Metabolism of Proteins

Metabolism of Proteins
Since proteins are composed of amino acids, of which 20 kinds commonly occur, the central topic of our consideration is amino acid metabolism. Amino acid metabolism is complex. For one thing, each of the 20 amino acids requires a separate pathway for biosynthesis and degradation. For another, amino acids are precursors to tissue proteins, enzymes, nucleic acids, and other nitrogenous constituents that form the fabric of cells. The central purpose of carbohydrate and fat oxidation is to provide energy needed to construct and maintain these vital macromolecules.

Let us begin with the amino acid pool in blood and extracellular fluid from which the tissues draw their requirements. When animals eat proteins, most are digested in the gut, releasing the constituent amino acids, which are then absorbed (Figure 4-18).

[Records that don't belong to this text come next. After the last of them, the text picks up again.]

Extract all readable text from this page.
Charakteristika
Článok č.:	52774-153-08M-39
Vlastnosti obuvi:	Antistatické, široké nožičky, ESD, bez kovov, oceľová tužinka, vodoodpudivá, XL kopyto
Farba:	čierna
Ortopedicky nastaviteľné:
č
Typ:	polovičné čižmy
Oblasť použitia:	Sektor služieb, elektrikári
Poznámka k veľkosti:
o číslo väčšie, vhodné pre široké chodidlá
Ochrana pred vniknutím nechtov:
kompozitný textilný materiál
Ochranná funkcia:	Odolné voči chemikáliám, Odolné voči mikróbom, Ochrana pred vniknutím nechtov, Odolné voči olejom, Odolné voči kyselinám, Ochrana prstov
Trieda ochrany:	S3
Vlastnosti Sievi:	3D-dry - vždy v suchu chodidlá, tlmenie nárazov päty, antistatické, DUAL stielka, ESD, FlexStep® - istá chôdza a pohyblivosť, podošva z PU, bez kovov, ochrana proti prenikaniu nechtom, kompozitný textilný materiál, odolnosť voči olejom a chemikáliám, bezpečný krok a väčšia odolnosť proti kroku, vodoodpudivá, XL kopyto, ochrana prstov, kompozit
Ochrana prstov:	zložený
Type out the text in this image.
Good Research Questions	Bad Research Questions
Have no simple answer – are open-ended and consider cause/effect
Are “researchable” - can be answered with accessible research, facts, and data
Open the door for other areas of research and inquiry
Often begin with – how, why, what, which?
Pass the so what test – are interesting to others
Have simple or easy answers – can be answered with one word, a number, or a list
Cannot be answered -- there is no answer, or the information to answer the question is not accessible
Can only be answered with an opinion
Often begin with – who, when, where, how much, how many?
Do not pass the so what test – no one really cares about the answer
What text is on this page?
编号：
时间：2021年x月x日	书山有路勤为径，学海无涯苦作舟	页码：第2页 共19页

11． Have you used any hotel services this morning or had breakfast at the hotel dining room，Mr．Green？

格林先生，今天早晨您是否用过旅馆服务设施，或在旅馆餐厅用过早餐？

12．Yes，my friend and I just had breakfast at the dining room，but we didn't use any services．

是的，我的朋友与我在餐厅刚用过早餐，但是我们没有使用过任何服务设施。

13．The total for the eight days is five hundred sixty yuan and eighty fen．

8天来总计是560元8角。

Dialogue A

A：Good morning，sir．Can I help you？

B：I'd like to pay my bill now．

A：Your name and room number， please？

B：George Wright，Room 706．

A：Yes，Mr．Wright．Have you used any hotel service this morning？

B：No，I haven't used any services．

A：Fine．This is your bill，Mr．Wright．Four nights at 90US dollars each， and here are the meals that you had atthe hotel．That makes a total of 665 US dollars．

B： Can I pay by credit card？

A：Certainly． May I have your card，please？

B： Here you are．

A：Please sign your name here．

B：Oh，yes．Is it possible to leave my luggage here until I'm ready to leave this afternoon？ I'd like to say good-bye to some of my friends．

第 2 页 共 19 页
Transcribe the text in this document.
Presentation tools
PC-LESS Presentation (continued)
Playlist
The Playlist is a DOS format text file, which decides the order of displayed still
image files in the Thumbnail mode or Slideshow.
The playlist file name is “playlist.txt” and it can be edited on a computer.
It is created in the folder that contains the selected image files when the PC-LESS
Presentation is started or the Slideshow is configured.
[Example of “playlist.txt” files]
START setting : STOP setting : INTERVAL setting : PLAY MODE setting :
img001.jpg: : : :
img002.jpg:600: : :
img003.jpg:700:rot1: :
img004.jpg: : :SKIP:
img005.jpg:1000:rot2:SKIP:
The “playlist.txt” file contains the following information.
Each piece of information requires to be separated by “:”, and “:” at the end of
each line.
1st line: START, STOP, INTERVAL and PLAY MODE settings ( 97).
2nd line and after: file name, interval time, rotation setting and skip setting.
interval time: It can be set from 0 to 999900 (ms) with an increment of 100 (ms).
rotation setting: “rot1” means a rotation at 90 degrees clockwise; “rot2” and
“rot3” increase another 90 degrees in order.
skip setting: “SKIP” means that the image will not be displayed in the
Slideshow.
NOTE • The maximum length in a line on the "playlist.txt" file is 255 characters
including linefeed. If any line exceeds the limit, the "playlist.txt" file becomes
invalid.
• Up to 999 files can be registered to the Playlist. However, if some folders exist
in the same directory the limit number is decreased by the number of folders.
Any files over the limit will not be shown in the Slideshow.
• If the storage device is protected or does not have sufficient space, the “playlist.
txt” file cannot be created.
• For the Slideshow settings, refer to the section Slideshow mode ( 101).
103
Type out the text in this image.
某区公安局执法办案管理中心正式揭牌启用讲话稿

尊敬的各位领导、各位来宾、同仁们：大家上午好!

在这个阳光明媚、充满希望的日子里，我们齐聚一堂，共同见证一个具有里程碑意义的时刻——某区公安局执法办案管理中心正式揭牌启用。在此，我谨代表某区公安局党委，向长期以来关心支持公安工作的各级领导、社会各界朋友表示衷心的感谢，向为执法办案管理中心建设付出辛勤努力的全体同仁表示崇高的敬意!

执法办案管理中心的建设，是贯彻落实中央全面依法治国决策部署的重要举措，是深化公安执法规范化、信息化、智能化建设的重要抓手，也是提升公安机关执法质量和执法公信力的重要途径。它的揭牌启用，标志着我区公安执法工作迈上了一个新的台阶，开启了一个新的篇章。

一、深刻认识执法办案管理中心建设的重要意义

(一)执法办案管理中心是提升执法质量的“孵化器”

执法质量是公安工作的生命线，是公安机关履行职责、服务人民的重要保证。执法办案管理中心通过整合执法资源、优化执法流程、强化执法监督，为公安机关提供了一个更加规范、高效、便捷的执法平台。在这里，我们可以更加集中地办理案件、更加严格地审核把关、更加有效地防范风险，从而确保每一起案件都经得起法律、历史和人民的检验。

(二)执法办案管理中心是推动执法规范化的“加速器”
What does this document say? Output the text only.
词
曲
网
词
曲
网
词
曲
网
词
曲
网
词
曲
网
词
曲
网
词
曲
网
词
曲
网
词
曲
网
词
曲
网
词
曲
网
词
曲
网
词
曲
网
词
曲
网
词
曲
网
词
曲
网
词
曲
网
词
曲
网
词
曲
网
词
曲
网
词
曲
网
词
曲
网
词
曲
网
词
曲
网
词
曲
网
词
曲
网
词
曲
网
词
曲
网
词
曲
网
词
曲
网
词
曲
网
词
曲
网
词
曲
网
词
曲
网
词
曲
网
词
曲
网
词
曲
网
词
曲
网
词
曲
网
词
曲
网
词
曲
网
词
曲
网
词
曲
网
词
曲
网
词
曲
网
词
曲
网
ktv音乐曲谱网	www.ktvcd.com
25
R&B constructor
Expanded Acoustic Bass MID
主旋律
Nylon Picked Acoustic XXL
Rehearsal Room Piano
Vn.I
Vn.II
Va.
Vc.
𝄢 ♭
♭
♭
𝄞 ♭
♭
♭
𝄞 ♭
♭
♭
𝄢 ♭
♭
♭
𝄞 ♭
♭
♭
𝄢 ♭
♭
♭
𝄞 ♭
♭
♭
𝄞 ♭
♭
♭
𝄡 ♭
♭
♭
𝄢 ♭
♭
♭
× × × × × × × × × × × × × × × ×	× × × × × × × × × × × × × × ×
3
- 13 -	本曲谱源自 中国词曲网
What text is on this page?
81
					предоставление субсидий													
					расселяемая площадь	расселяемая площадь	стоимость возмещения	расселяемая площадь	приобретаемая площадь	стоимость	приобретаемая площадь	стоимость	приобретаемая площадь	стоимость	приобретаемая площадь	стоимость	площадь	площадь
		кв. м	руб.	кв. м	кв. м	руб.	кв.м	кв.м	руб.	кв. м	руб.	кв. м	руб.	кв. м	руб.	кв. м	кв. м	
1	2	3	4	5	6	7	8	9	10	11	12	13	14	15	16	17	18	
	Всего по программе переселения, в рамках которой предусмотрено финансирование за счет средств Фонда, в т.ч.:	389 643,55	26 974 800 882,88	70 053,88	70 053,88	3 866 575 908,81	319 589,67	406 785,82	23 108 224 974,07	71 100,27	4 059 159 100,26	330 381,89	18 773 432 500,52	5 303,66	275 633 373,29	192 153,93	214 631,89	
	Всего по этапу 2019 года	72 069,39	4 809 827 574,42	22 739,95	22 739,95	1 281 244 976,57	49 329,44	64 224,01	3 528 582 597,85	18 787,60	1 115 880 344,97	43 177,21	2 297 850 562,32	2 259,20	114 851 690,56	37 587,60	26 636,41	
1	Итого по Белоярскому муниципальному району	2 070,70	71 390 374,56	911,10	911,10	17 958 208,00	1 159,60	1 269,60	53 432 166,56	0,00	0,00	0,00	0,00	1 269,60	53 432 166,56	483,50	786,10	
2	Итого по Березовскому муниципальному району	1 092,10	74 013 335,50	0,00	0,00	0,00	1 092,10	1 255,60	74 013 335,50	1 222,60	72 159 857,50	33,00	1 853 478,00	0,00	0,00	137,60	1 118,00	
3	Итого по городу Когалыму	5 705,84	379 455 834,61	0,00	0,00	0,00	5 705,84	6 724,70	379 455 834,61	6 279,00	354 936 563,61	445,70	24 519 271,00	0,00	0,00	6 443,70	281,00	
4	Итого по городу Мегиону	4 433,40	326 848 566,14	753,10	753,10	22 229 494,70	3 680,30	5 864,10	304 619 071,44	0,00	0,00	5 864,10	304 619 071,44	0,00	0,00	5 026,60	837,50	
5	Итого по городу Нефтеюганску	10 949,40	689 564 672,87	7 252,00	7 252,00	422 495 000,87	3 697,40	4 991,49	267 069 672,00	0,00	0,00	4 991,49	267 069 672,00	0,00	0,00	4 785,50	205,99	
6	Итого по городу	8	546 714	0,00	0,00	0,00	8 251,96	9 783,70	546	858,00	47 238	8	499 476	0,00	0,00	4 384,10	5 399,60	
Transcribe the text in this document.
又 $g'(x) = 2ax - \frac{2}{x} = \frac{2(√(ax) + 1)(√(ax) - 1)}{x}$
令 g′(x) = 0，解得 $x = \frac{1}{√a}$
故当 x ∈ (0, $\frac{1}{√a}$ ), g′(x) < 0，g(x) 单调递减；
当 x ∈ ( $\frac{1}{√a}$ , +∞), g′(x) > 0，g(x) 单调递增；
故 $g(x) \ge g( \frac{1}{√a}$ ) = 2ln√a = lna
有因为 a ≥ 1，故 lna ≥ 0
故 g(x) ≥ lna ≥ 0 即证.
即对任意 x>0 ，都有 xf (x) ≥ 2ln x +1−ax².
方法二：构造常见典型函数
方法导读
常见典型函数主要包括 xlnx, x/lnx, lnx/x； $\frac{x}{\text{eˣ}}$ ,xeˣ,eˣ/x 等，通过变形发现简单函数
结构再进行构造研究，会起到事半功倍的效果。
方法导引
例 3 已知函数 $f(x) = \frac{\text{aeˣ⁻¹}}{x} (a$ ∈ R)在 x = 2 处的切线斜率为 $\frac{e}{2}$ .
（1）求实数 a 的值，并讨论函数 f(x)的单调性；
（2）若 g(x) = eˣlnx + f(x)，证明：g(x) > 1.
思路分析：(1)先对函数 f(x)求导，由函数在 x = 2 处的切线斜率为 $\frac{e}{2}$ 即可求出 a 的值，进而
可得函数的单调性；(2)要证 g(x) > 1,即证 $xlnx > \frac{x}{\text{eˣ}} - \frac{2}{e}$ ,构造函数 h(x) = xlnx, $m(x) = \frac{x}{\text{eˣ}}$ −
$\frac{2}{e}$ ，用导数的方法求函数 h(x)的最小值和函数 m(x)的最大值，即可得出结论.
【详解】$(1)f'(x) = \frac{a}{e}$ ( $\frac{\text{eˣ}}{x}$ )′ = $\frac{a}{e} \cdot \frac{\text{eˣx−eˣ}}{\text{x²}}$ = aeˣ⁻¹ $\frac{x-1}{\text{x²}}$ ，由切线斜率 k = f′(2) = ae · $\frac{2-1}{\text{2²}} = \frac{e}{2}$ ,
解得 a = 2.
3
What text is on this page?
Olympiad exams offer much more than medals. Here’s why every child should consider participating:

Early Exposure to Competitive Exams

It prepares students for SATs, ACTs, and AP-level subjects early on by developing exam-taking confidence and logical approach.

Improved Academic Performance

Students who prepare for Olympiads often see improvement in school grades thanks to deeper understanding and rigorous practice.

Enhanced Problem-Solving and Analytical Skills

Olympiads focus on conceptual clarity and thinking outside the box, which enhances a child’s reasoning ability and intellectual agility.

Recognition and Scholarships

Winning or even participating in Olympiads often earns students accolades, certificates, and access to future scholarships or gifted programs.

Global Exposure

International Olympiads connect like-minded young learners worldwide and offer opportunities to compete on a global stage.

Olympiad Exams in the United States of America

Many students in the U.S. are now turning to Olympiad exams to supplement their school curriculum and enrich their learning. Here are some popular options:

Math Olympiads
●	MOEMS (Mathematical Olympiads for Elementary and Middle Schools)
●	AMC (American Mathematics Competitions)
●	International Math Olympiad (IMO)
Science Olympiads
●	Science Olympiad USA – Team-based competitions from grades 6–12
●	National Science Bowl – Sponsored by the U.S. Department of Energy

Tissue proteins also are hydrolyzed during normal growth, repair, and tissue restructuring; their amino acids join those derived from protein foodstuffs to enter the amino acid pool. A portion of the amino acid pool is used to rebuild tissue proteins, but most animals ingest a surplus of protein. Since amino acids are not excreted as such in any significant amounts, they must be disposed of in some other way. In fact, amino acids can be and are metabolized through oxidative pathways to yield high-energy phosphate. In short, excess proteins serve as fuel as do carbohydrates and fats. Their importance as fuel obviously depends on the nature of the diet. In carnivores that ingest a diet of almost pure protein and fat, nearly half of their high-energy phosphate is derived from amino acid oxidation.

Before an amino acid molecule may enter the fuel depot, nitrogen must be removed by deamination (the amino group splits to form ammonia and a keto acid) or by transamination (the amino group is transferred to a keto acid to yield a new amino acid). Thus amino acid degradation yields two main products, carbon skeletons and ammonia, which are handled in different ways. Once nitrogen atoms are removed, the carbon skeletons of amino acids can be completely oxidized, usually by way of pyruvic acid or acetic acid. These residues then enter regular routes used by carbohydrate and fat metabolism.

The other product of amino acid degradation is ammonia. Ammonia is highly toxic because it reacts with - ketoglutaric acid to form glutamic acid (an amino acid). Any accumulation of ammonia effectively removes - ketoglutarate from the Krebs cycle (see Figure 4-13) and inhibits respiration. Disposal of ammonia offers little problem to aquatic animals because it is soluble and readily diffuses into the surrounding medium through respiratory surfaces. Terrestrial forms cannot get rid of ammonia so conveniently and must detoxify it by converting it to a relatively nontoxic compound. The two principal compounds formed are urea and uric acid, although a variety of other detoxified forms of ammonia are excreted by different invertebrate and vertebrate groups. Among vertebrates, amphibians and especially mammals produce urea. Reptiles and birds, as well as many terrestrial invertebrates, produce uric acid.

The key feature that seems to determine choice of nitrogenous waste is availability of water in the environment. When water is abundant, the chief nitrogenous waste is ammonia. When water is restricted, it is urea. And for animals living in truly arid habitats, it is uric acid. Uric acid is highly insoluble and easily precipitates from solution, allowing its removal in solid form. The embryos of birds and reptiles benefit greatly from excretion of nitrogenous waste as uric acid, because the waste cannot be eliminated through their shells. During embryonic development, harmless, solid uric acid is retained in one of the extraembryonic membranes. When a hatchling emerges into its new world, accumulated uric acid, along with the shell and membranes that supported development, is discarded.